Cootes hailed from Newcastle and was trained during childhood by Clive Churchill and later played for the Lazio rugby union club in 1966 while on scholarship to study theology at Rome's Propaganda College.

In 1967 he commenced playing in the Newcastle Rugby League for Western Suburbs.

Father John Cootes became the first Roman Catholic priest to play international rugby league when he was selected for Australia's tour of New Zealand in 1969. Also that year he was named New South Wales' Country Rugby League player of the year.
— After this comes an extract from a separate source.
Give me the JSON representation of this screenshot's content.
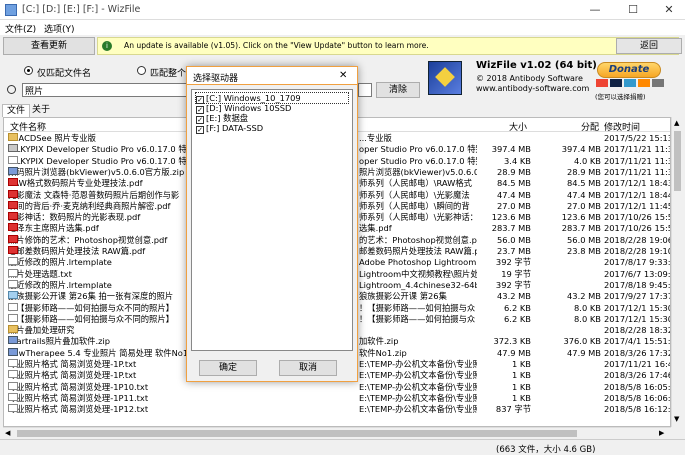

He made appearances for Australia as a three-quarter back in 1969 and 1970. He played in the Newcastle Rugby League grand final-winning Wests side in 1970. Cootes' last Test match was the final of the 1970 World Cup which was against Great Britain at the Headingley ground in Leeds, England. A particularly violent match, Australia won 12–7, with Cootes crossing in the first half, becoming the tournament's top try-scorer.

Having obtained a dispensation to marry, Cootes wed in 1972 in Arizona, US. Eventually he left the priesthood and opened a chain of furniture stores in New South Wales. After football, Cootes also enjoyed a long and successful media career, becoming a sports commentator for Channel 10. In 1979 he was appointed as John Singleton's replacement as host of Channel 10's Saturday Night Live programme. He left Channel 10 in 1983 to concentrate on a business venture, but returned to television in 1986.

He was named at centre in West Rosellas RLFC's team of the century.